By now, most of you have seen announcements of the recent paper showing that Oxytocin increased the level of trusting behavior in an experimental setting. The aspect of these results that I want to
focus on isn’t the medical implications, or the possibilities for abuse or for clinical use, but the fact that economics experiments are being accepted as the standard measuring tool for social behavior in a medical context. Three of the four authors of the paper are economists, judging from their affiliations. The results were published as a letter in Nature.

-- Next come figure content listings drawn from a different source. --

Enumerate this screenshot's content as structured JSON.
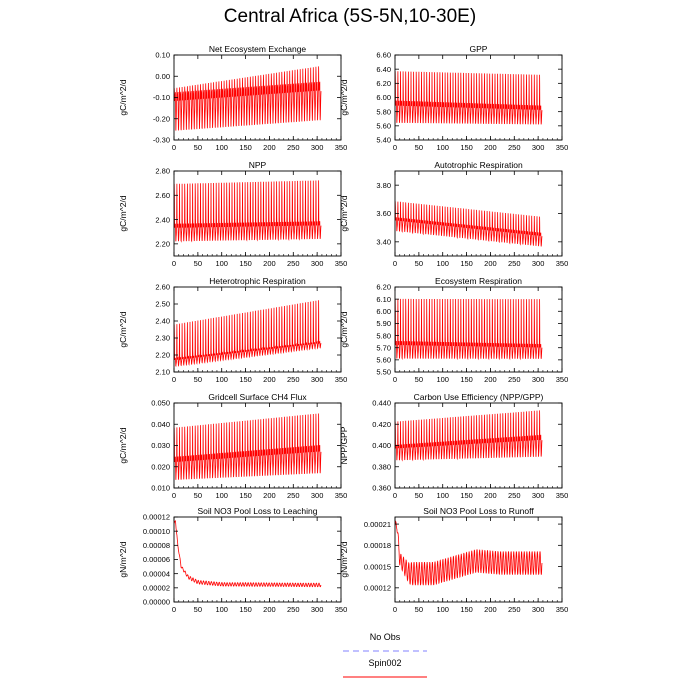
{
  "title": "Central Africa (5S-5N,10-30E)",
  "legend": [
    {
      "label": "No Obs",
      "color": "#8080ff",
      "dash": true
    },
    {
      "label": "Spin002",
      "color": "#ff0000",
      "dash": false
    }
  ],
  "line_color": "#ff0000",
  "chart_data": [
    {
      "type": "line",
      "title": "Net Ecosystem Exchange",
      "ylabel": "gC/m^2/d",
      "xlim": [
        0,
        350
      ],
      "xticks": [
        0,
        50,
        100,
        150,
        200,
        250,
        300,
        350
      ],
      "ylim": [
        -0.3,
        0.1
      ],
      "yticks": [
        0.1,
        0.0,
        -0.1,
        -0.2,
        -0.3
      ],
      "yticklabels": [
        "0.10",
        "0.00",
        "-0.10",
        "-0.20",
        "-0.30"
      ],
      "x_end": 308,
      "period": 5.5,
      "upper": {
        "start": -0.05,
        "end": 0.06
      },
      "lower": {
        "start": -0.27,
        "end": -0.22
      },
      "mid": {
        "start": -0.12,
        "end": -0.07
      }
    },
    {
      "type": "line",
      "title": "GPP",
      "ylabel": "gC/m^2/d",
      "xlim": [
        0,
        350
      ],
      "xticks": [
        0,
        50,
        100,
        150,
        200,
        250,
        300,
        350
      ],
      "ylim": [
        5.4,
        6.6
      ],
      "yticks": [
        6.6,
        6.4,
        6.2,
        6.0,
        5.8,
        5.6,
        5.4
      ],
      "yticklabels": [
        "6.60",
        "6.40",
        "6.20",
        "6.00",
        "5.80",
        "5.60",
        "5.40"
      ],
      "x_end": 308,
      "period": 5.5,
      "upper": {
        "start": 6.42,
        "end": 6.37
      },
      "lower": {
        "start": 5.62,
        "end": 5.6
      },
      "mid": {
        "start": 5.88,
        "end": 5.82
      }
    },
    {
      "type": "line",
      "title": "NPP",
      "ylabel": "gC/m^2/d",
      "xlim": [
        0,
        350
      ],
      "xticks": [
        0,
        50,
        100,
        150,
        200,
        250,
        300,
        350
      ],
      "ylim": [
        2.1,
        2.8
      ],
      "yticks": [
        2.8,
        2.6,
        2.4,
        2.2
      ],
      "yticklabels": [
        "2.80",
        "2.60",
        "2.40",
        "2.20"
      ],
      "x_end": 308,
      "period": 5.5,
      "upper": {
        "start": 2.73,
        "end": 2.76
      },
      "lower": {
        "start": 2.21,
        "end": 2.23
      },
      "mid": {
        "start": 2.33,
        "end": 2.35
      }
    },
    {
      "type": "line",
      "title": "Autotrophic Respiration",
      "ylabel": "gC/m^2/d",
      "xlim": [
        0,
        350
      ],
      "xticks": [
        0,
        50,
        100,
        150,
        200,
        250,
        300,
        350
      ],
      "ylim": [
        3.3,
        3.9
      ],
      "yticks": [
        3.8,
        3.6,
        3.4
      ],
      "yticklabels": [
        "3.80",
        "3.60",
        "3.40"
      ],
      "x_end": 308,
      "period": 5.5,
      "upper": {
        "start": 3.7,
        "end": 3.59
      },
      "lower": {
        "start": 3.47,
        "end": 3.36
      },
      "mid": {
        "start": 3.55,
        "end": 3.44
      }
    },
    {
      "type": "line",
      "title": "Heterotrophic Respiration",
      "ylabel": "gC/m^2/d",
      "xlim": [
        0,
        350
      ],
      "xticks": [
        0,
        50,
        100,
        150,
        200,
        250,
        300,
        350
      ],
      "ylim": [
        2.1,
        2.6
      ],
      "yticks": [
        2.6,
        2.5,
        2.4,
        2.3,
        2.2,
        2.1
      ],
      "yticklabels": [
        "2.60",
        "2.50",
        "2.40",
        "2.30",
        "2.20",
        "2.10"
      ],
      "x_end": 308,
      "period": 5.5,
      "upper": {
        "start": 2.4,
        "end": 2.55
      },
      "lower": {
        "start": 2.13,
        "end": 2.24
      },
      "mid": {
        "start": 2.17,
        "end": 2.27
      }
    },
    {
      "type": "line",
      "title": "Ecosystem Respiration",
      "ylabel": "gC/m^2/d",
      "xlim": [
        0,
        350
      ],
      "xticks": [
        0,
        50,
        100,
        150,
        200,
        250,
        300,
        350
      ],
      "ylim": [
        5.5,
        6.2
      ],
      "yticks": [
        6.2,
        6.1,
        6.0,
        5.9,
        5.8,
        5.7,
        5.6,
        5.5
      ],
      "yticklabels": [
        "6.20",
        "6.10",
        "6.00",
        "5.90",
        "5.80",
        "5.70",
        "5.60",
        "5.50"
      ],
      "x_end": 308,
      "period": 5.5,
      "upper": {
        "start": 6.14,
        "end": 6.14
      },
      "lower": {
        "start": 5.6,
        "end": 5.6
      },
      "mid": {
        "start": 5.72,
        "end": 5.7
      }
    },
    {
      "type": "line",
      "title": "Gridcell Surface CH4 Flux",
      "ylabel": "gC/m^2/d",
      "xlim": [
        0,
        350
      ],
      "xticks": [
        0,
        50,
        100,
        150,
        200,
        250,
        300,
        350
      ],
      "ylim": [
        0.01,
        0.05
      ],
      "yticks": [
        0.05,
        0.04,
        0.03,
        0.02,
        0.01
      ],
      "yticklabels": [
        "0.050",
        "0.040",
        "0.030",
        "0.020",
        "0.010"
      ],
      "x_end": 308,
      "period": 5.5,
      "upper": {
        "start": 0.04,
        "end": 0.047
      },
      "lower": {
        "start": 0.013,
        "end": 0.016
      },
      "mid": {
        "start": 0.022,
        "end": 0.027
      }
    },
    {
      "type": "line",
      "title": "Carbon Use Efficiency (NPP/GPP)",
      "ylabel": "NPP/GPP",
      "xlim": [
        0,
        350
      ],
      "xticks": [
        0,
        50,
        100,
        150,
        200,
        250,
        300,
        350
      ],
      "ylim": [
        0.36,
        0.44
      ],
      "yticks": [
        0.44,
        0.42,
        0.4,
        0.38,
        0.36
      ],
      "yticklabels": [
        "0.440",
        "0.420",
        "0.400",
        "0.380",
        "0.360"
      ],
      "x_end": 308,
      "period": 5.5,
      "upper": {
        "start": 0.425,
        "end": 0.436
      },
      "lower": {
        "start": 0.385,
        "end": 0.388
      },
      "mid": {
        "start": 0.397,
        "end": 0.405
      }
    },
    {
      "type": "line",
      "title": "Soil NO3 Pool Loss to Leaching",
      "ylabel": "gN/m^2/d",
      "xlim": [
        0,
        350
      ],
      "xticks": [
        0,
        50,
        100,
        150,
        200,
        250,
        300,
        350
      ],
      "ylim": [
        0,
        0.00012
      ],
      "yticks": [
        0.00012,
        0.0001,
        8e-05,
        6e-05,
        4e-05,
        2e-05,
        0
      ],
      "yticklabels": [
        "0.00012",
        "0.00010",
        "0.00008",
        "0.00006",
        "0.00004",
        "0.00002",
        "0.00000"
      ],
      "x_end": 308,
      "period": 5.5,
      "profile": [
        [
          0,
          0.00011
        ],
        [
          3,
          0.000115
        ],
        [
          8,
          8e-05
        ],
        [
          15,
          5e-05
        ],
        [
          30,
          3.5e-05
        ],
        [
          50,
          2.8e-05
        ],
        [
          100,
          2.5e-05
        ],
        [
          308,
          2.4e-05
        ]
      ],
      "amplitude": 2.5e-06
    },
    {
      "type": "line",
      "title": "Soil NO3 Pool Loss to Runoff",
      "ylabel": "gN/m^2/d",
      "xlim": [
        0,
        350
      ],
      "xticks": [
        0,
        50,
        100,
        150,
        200,
        250,
        300,
        350
      ],
      "ylim": [
        0.0001,
        0.00022
      ],
      "yticks": [
        0.00021,
        0.00018,
        0.00015,
        0.00012
      ],
      "yticklabels": [
        "0.00021",
        "0.00018",
        "0.00015",
        "0.00012"
      ],
      "x_end": 308,
      "period": 5.5,
      "profile": [
        [
          0,
          0.000205
        ],
        [
          4,
          0.00021
        ],
        [
          10,
          0.00016
        ],
        [
          30,
          0.00014
        ],
        [
          80,
          0.00014
        ],
        [
          130,
          0.00015
        ],
        [
          170,
          0.000158
        ],
        [
          220,
          0.000155
        ],
        [
          308,
          0.000155
        ]
      ],
      "amplitude": 1.6e-05
    }
  ]
}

The economists used a couple of fairly standard game designs that measure trusting behavior in an interaction. The first of two experimental subjects can choose to trust the second, even though there are no later interactions that give the first player an ability to reward or punish the second player’s behavior.
The authors went to a lot of trouble to design an experiment (read the paper!) that distinguished between the trusting behavior of the first players and the trustworthiness of the second. Only the former was enhanced. They then add a variant in which the second role is played by a computer. The first players were more trusting of people under the influence of Oxytocin than without it, but their play when a computers was making the second decision was unaffected by Oxytocin.
The experimenters administered questionnaires to determine whether it was the subjects’ expectations about the outcomes rather than their level of trust that was affected by the Oxytocin. The subjects had indistinguishable expectations about how much they would get by trusting, but still the subjects trusted more under the influence of Oxytocin.
All the news reports I’ve read accept the experimenters terminology, and write as if they agree that what is being measured is indeed trust. This is the first case I can think of in which a medical intervention had effects on interpersonal behavior that matched the kinds of behavior that experimental economists have been probing for a while. I’m impressed by the level of acceptance of economic experiments as measures of something as evanescent as trust. That’s a level of respect I don’t remember seeing before.
Thanks to Ben Sittler for the initial pointer, and the hint that this was relevant to my interests.